Following the denial from Chinese-American businessman Huang, the new group, led by Canada-residing former Syria international Yahya Kirdi, now claim to be in advanced discussions with the Premier League club, and to be finalising a purchase price, repayment of debt and even seeking financing for Liverpool's long planned new stadium in Stanley Park.
The unloved co-owning duo of George Gillett and Tom Hicks were reported to have received an offer from Huang, but he now appears to have taken a step back.
''Mr Huang would like to emphasise that he has registered interest in investing in Liverpool FC but has made no formal bid,'' said a statement. ''There has been much speculation and commentary from a wide array of people, many of whom have little knowledge of the facts.

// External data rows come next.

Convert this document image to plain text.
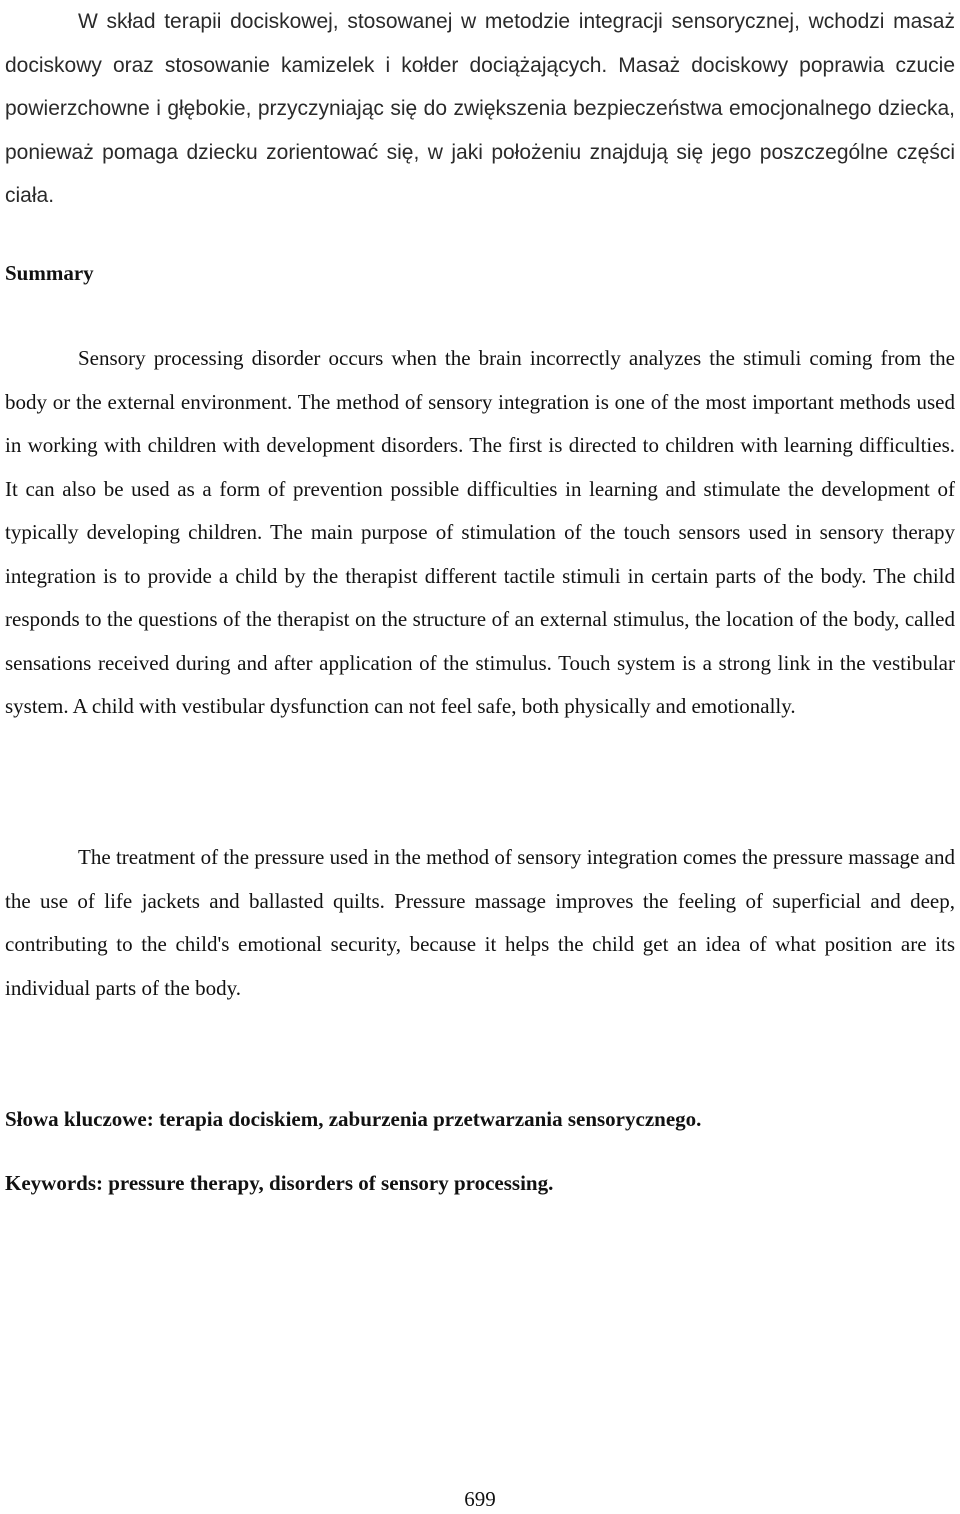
W skład terapii dociskowej, stosowanej w metodzie integracji sensorycznej, wchodzi masaż dociskowy oraz stosowanie kamizelek i kołder dociążających. Masaż dociskowy poprawia czucie powierzchowne i głębokie, przyczyniając się do zwiększenia bezpieczeństwa emocjonalnego dziecka, ponieważ pomaga dziecku zorientować się, w jaki położeniu znajdują się jego poszczególne części ciała.

Summary

Sensory processing disorder occurs when the brain incorrectly analyzes the stimuli coming from the body or the external environment. The method of sensory integration is one of the most important methods used in working with children with development disorders. The first is directed to children with learning difficulties. It can also be used as a form of prevention possible difficulties in learning and stimulate the development of typically developing children. The main purpose of stimulation of the touch sensors used in sensory therapy integration is to provide a child by the therapist different tactile stimuli in certain parts of the body. The child responds to the questions of the therapist on the structure of an external stimulus, the location of the body, called sensations received during and after application of the stimulus. Touch system is a strong link in the vestibular system. A child with vestibular dysfunction can not feel safe, both physically and emotionally.

The treatment of the pressure used in the method of sensory integration comes the pressure massage and the use of life jackets and ballasted quilts. Pressure massage improves the feeling of superficial and deep, contributing to the child's emotional security, because it helps the child get an idea of what position are its individual parts of the body.

Słowa kluczowe: terapia dociskiem, zaburzenia przetwarzania sensorycznego.

Keywords: pressure therapy, disorders of sensory processing.

699
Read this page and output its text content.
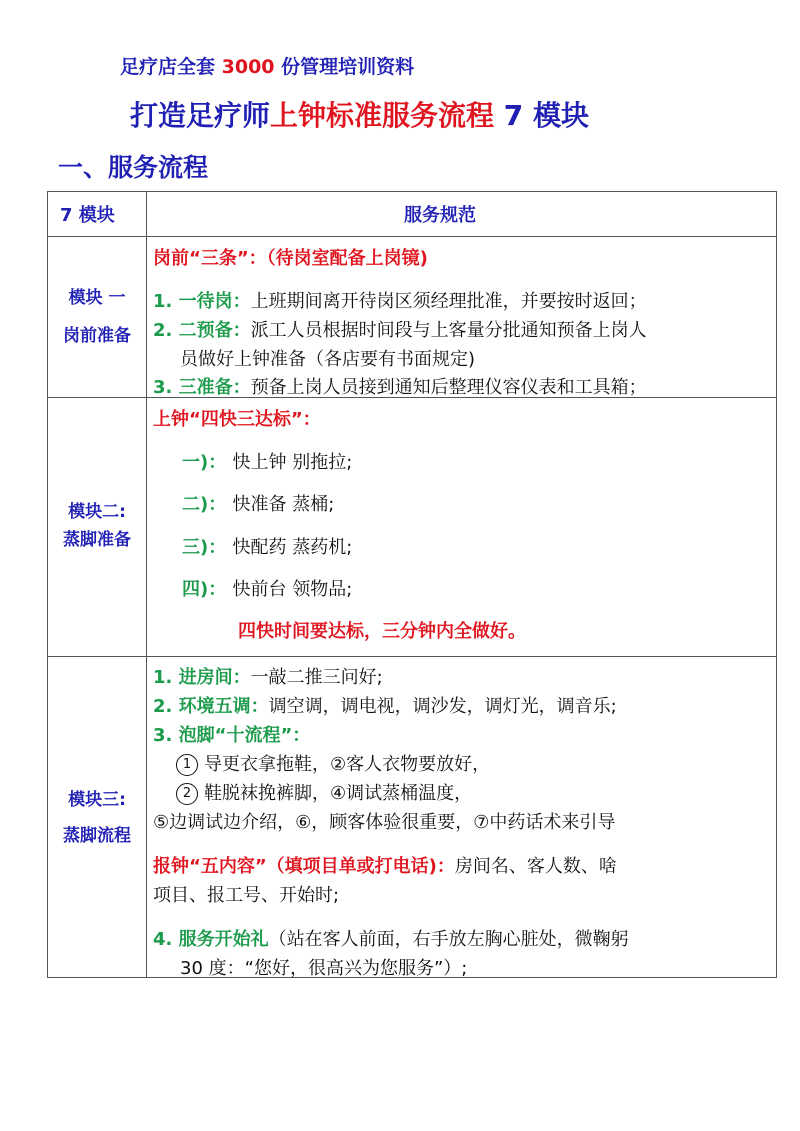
足疗店全套 3000 份管理培训资料
打造足疗师上钟标准服务流程 7 模块
一、服务流程
7 模块	服务规范
模块 一
岗前准备
岗前“三条”：（待岗室配备上岗镜)
1. 一待岗：上班期间离开待岗区须经理批准，并要按时返回；
2. 二预备：派工人员根据时间段与上客量分批通知预备上岗人
员做好上钟准备（各店要有书面规定)
3. 三准备：预备上岗人员接到通知后整理仪容仪表和工具箱；
模块二:
蒸脚准备
上钟“四快三达标”：
一)： 快上钟 别拖拉;
二)： 快准备 蒸桶;
三)： 快配药 蒸药机;
四)： 快前台 领物品;
四快时间要达标，三分钟内全做好。
模块三:
蒸脚流程
1. 进房间：一敲二推三问好;
2. 环境五调：调空调，调电视，调沙发，调灯光，调音乐;
3. 泡脚“十流程”：
1 导更衣拿拖鞋，②客人衣物要放好，
2 鞋脱袜挽裤脚，④调试蒸桶温度，
⑤边调试边介绍，⑥，顾客体验很重要，⑦中药话术来引导
报钟“五内容”（填项目单或打电话)：房间名、客人数、啥
项目、报工号、开始时;
4. 服务开始礼（站在客人前面，右手放左胸心脏处，微鞠躬
30 度：“您好，很高兴为您服务”）;
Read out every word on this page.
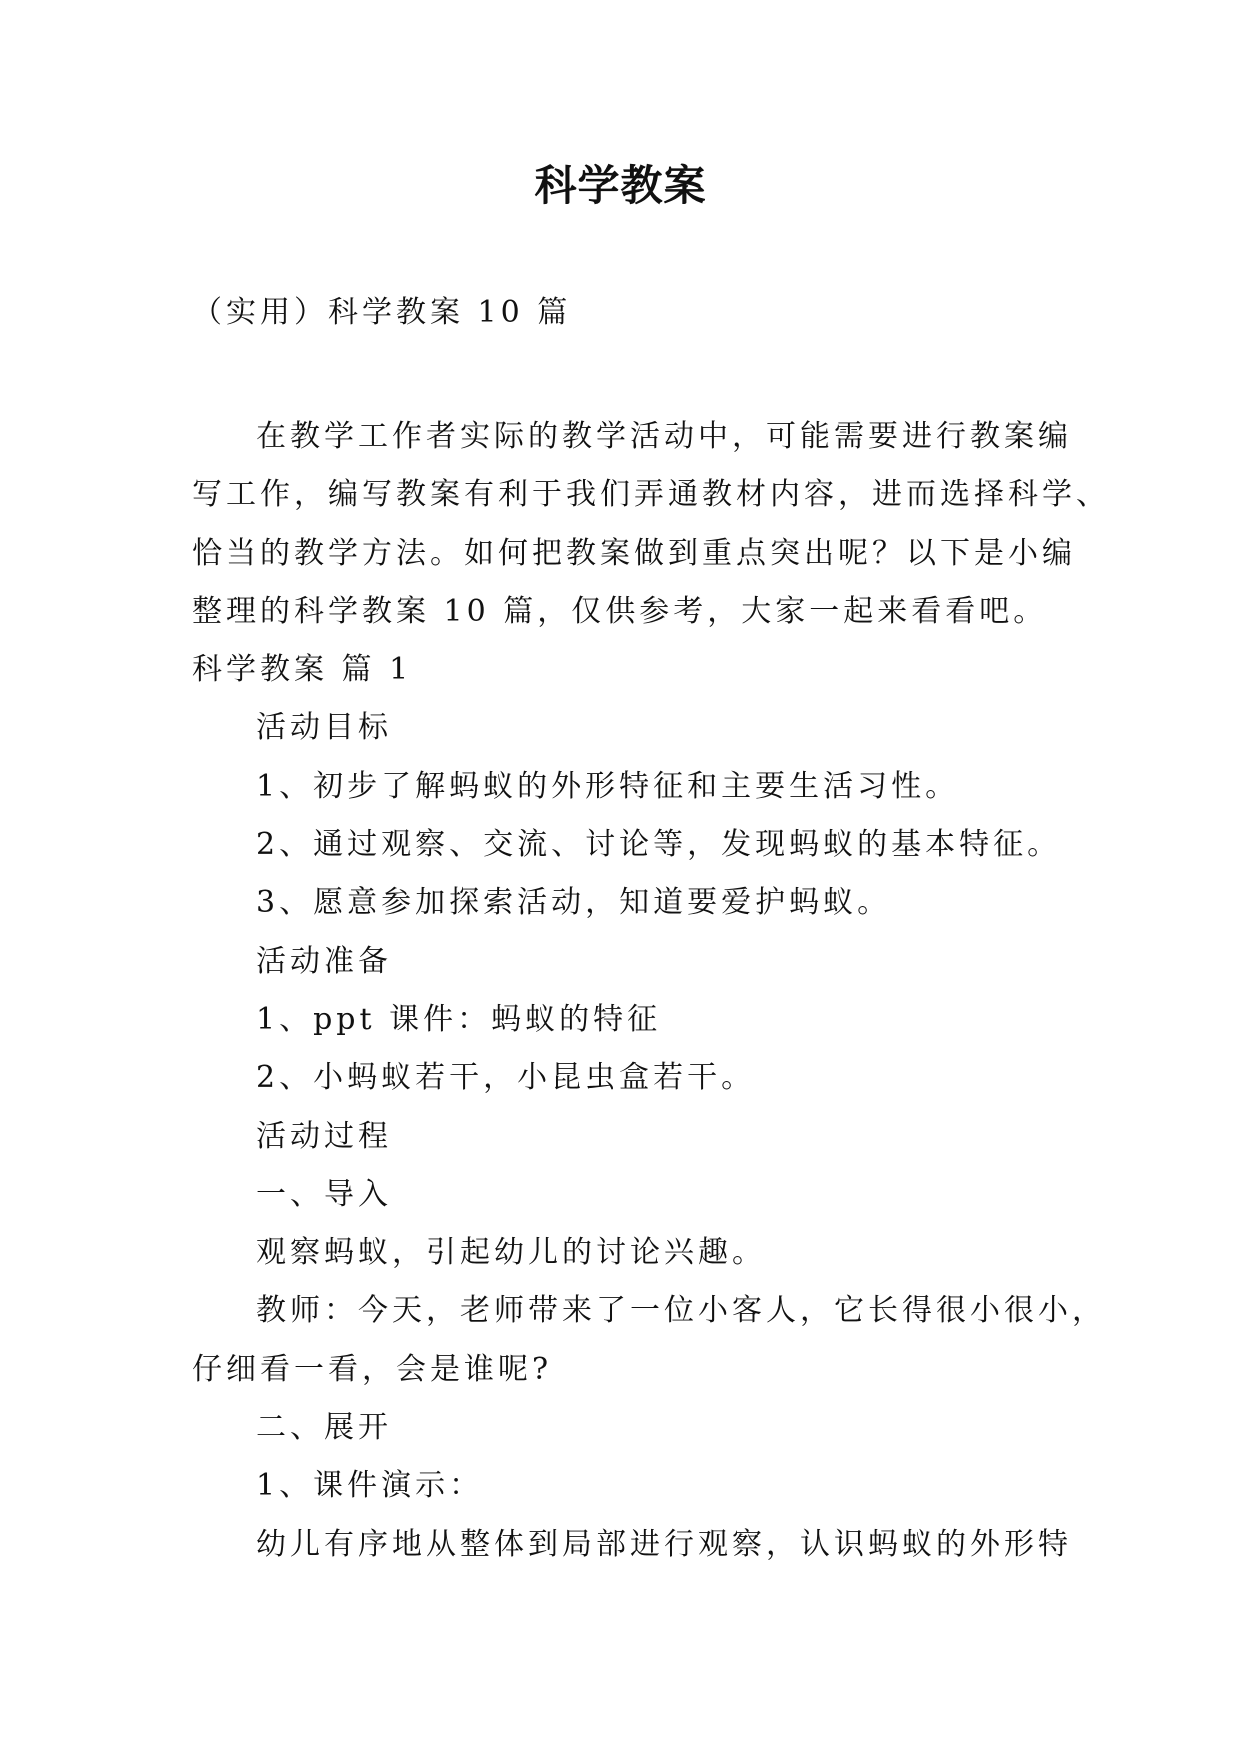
科学教案
（实用）科学教案 10 篇
在教学工作者实际的教学活动中，可能需要进行教案编
写工作，编写教案有利于我们弄通教材内容，进而选择科学、
恰当的教学方法。如何把教案做到重点突出呢？以下是小编
整理的科学教案 10 篇，仅供参考，大家一起来看看吧。
科学教案 篇 1
活动目标
1、初步了解蚂蚁的外形特征和主要生活习性。
2、通过观察、交流、讨论等，发现蚂蚁的基本特征。
3、愿意参加探索活动，知道要爱护蚂蚁。
活动准备
1、ppt 课件：蚂蚁的特征
2、小蚂蚁若干，小昆虫盒若干。
活动过程
一、导入
观察蚂蚁，引起幼儿的讨论兴趣。
教师：今天，老师带来了一位小客人，它长得很小很小，
仔细看一看，会是谁呢?
二、展开
1、课件演示：
幼儿有序地从整体到局部进行观察，认识蚂蚁的外形特
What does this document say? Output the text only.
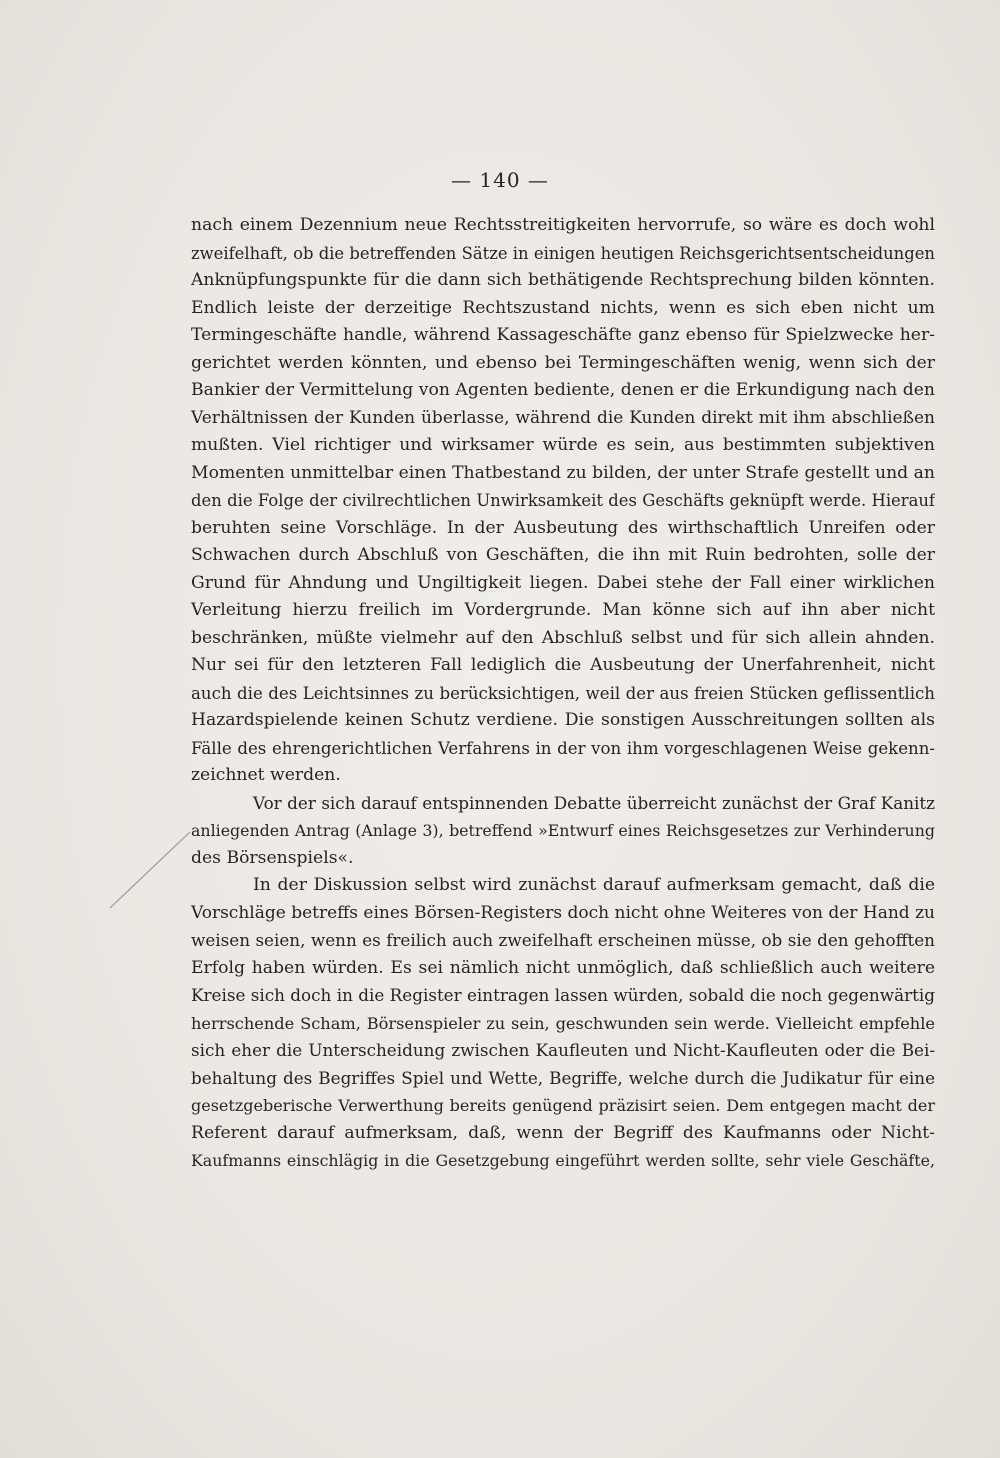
— 140 —
nach einem Dezennium neue Rechtsstreitigkeiten hervorrufe, so wäre es doch wohl
zweifelhaft, ob die betreffenden Sätze in einigen heutigen Reichsgerichtsentscheidungen
Anknüpfungspunkte für die dann sich bethätigende Rechtsprechung bilden könnten.
Endlich leiste der derzeitige Rechtszustand nichts, wenn es sich eben nicht um
Termingeschäfte handle, während Kassageschäfte ganz ebenso für Spielzwecke her-
gerichtet werden könnten, und ebenso bei Termingeschäften wenig, wenn sich der
Bankier der Vermittelung von Agenten bediente, denen er die Erkundigung nach den
Verhältnissen der Kunden überlasse, während die Kunden direkt mit ihm abschließen
mußten. Viel richtiger und wirksamer würde es sein, aus bestimmten subjektiven
Momenten unmittelbar einen Thatbestand zu bilden, der unter Strafe gestellt und an
den die Folge der civilrechtlichen Unwirksamkeit des Geschäfts geknüpft werde. Hierauf
beruhten seine Vorschläge. In der Ausbeutung des wirthschaftlich Unreifen oder
Schwachen durch Abschluß von Geschäften, die ihn mit Ruin bedrohten, solle der
Grund für Ahndung und Ungiltigkeit liegen. Dabei stehe der Fall einer wirklichen
Verleitung hierzu freilich im Vordergrunde. Man könne sich auf ihn aber nicht
beschränken, müßte vielmehr auf den Abschluß selbst und für sich allein ahnden.
Nur sei für den letzteren Fall lediglich die Ausbeutung der Unerfahrenheit, nicht
auch die des Leichtsinnes zu berücksichtigen, weil der aus freien Stücken geflissentlich
Hazardspielende keinen Schutz verdiene. Die sonstigen Ausschreitungen sollten als
Fälle des ehrengerichtlichen Verfahrens in der von ihm vorgeschlagenen Weise gekenn-
zeichnet werden.
Vor der sich darauf entspinnenden Debatte überreicht zunächst der Graf Kanitz
anliegenden Antrag (Anlage 3), betreffend »Entwurf eines Reichsgesetzes zur Verhinderung
des Börsenspiels«.
In der Diskussion selbst wird zunächst darauf aufmerksam gemacht, daß die
Vorschläge betreffs eines Börsen-Registers doch nicht ohne Weiteres von der Hand zu
weisen seien, wenn es freilich auch zweifelhaft erscheinen müsse, ob sie den gehofften
Erfolg haben würden. Es sei nämlich nicht unmöglich, daß schließlich auch weitere
Kreise sich doch in die Register eintragen lassen würden, sobald die noch gegenwärtig
herrschende Scham, Börsenspieler zu sein, geschwunden sein werde. Vielleicht empfehle
sich eher die Unterscheidung zwischen Kaufleuten und Nicht-Kaufleuten oder die Bei-
behaltung des Begriffes Spiel und Wette, Begriffe, welche durch die Judikatur für eine
gesetzgeberische Verwerthung bereits genügend präzisirt seien. Dem entgegen macht der
Referent darauf aufmerksam, daß, wenn der Begriff des Kaufmanns oder Nicht-
Kaufmanns einschlägig in die Gesetzgebung eingeführt werden sollte, sehr viele Geschäfte,
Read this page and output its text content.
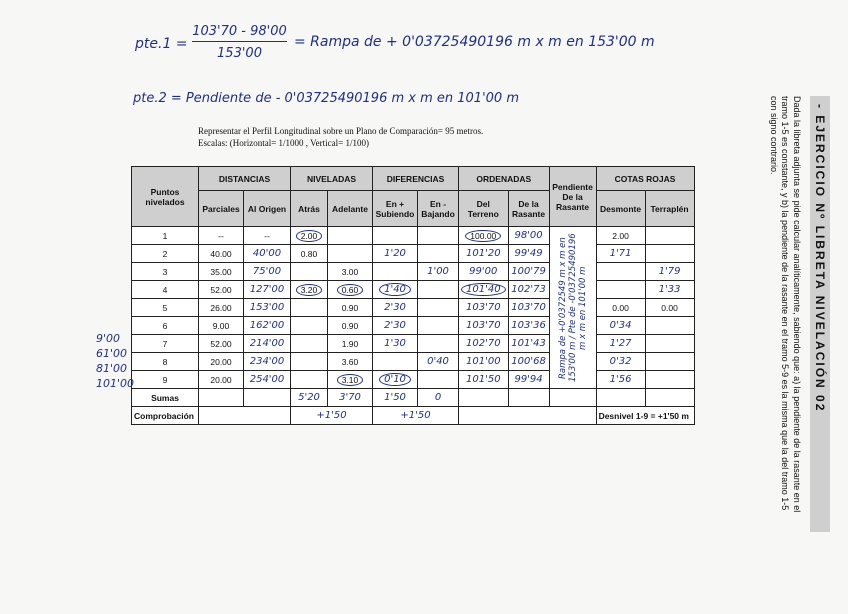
$pte.1 = \frac{103'70 - 98'00}{153'00}$ = Rampa de + 0'0372549019​6 m x m en 153'00 m
pte.2 = Pendiente de - 0'03725490196 m x m en 101'00 m
Representar el Perfil Longitudinal sobre un Plano de Comparación= 95 metros.
Escalas: (Horizontal= 1/1000 , Vertical= 1/100)
Puntos nivelados	DISTANCIAS		NIVELADAS		DIFERENCIAS		ORDENADAS		Pendiente De la Rasante	COTAS ROJAS	
	Parciales	Al Origen	Atrás	Adelante	En + Subiendo	En - Bajando	Del Terreno	De la Rasante		Desmonte	Terraplén
1	--	--	2.00				100.00	98'00	Rampa de +0'0372549 m x m en 153'00 m / Pte de -0'03725490196 m x m en 101'00 m	2.00	
2	40.00	40'00	0.80		1'20		101'20	99'49		1'71	
3	35.00	75'00		3.00		1'00	99'00	100'79			1'79
4	52.00	127'00	3.20	0.60	1'40		101'40	102'73			1'33
5	26.00	153'00		0.90	2'30		103'70	103'70		0.00	0.00
6	9.00	162'00		0.90	2'30		103'70	103'36		0'34	
7	52.00	214'00		1.90	1'30		102'70	101'43		1'27	
8	20.00	234'00		3.60		0'40	101'00	100'68		0'32	
9	20.00	254'00		3.10	0'10		101'50	99'94		1'56	
Sumas			5'20	3'70	1'50	0					
Comprobación			+1'50		+1'50					Desnivel 1-9 = +1'50 m	
9'00
61'00
81'00
101'00	- EJERCICIO Nº LIBRETA NIVELACIÓN 02
Dada la libreta adjunta se pide calcular analíticamente, sabiendo que: a) la pendiente de la rasante en el tramo 1-5 es constante, y b) la pendiente de la rasante en el tramo 5-9 es la misma que la del tramo 1-5 con signo contrario.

''Unless there is a statement that specifically comes from Mr Huang or his authorised representatives, which presently is solely Hill & Knowlton Hong Kong office, we would suggest such comments should be given little credence.''
Gillett is reported to have introduced Kirdi to senior Anfield staff and the Royal Bank of Scotland. The club owes the institution a reported £237 million.
A statement from Kirdi said: "The group is in advanced negotiations with Thomas Hicks and George Gillett, co-owners of Liverpool Football Club, to purchase 100% of the club.
"Agreement has been reached on all major terms including the purchase price, repayment of the existing bank debt from RBS and Wells Fargo and financing of a new stadium in Liverpool's Stanley Park. A formal purchase agreement between the parties is in the final stage of negotiation.
"Liverpool is a massive football club with passionate and proud fans in Merseyside and in every part of the world. With additional money to improve the squad and financing in place to build the new stadium, LFC will be on a solid foundation to compete in the Premiership (sic) and in Europe for years to come."
Kirdi was linked with a possible takeover back in April, with nothing coming to fruition but is now back among a group of interested parties - six, according to chairman Martin Broughton - who are linked with the club.
Under new rules on club ownership announced by the Premier League on Tuesday, all prospective owners are obliged to give the league 10 days' notice of a takeover and prove they have the funds to sustain the club.
Liverpool and a number of parties contemplating a takeover have already contacted the Premier League to alert them that a change of ownership could be imminent
With Fernando Torres committing his future to the club to follow Steven Gerrard in pledging allegiance to Roy Hodgson's new Anfield broom, the dark skies of season 2009-10 look to be clearing for the Reds.
The majority of the club's fans will be heartened by the seemingly imminent departure of the North American owners. RBS appointed former airline exec Broughton as chairman to find new owners when they decided to place the club up for sale in April.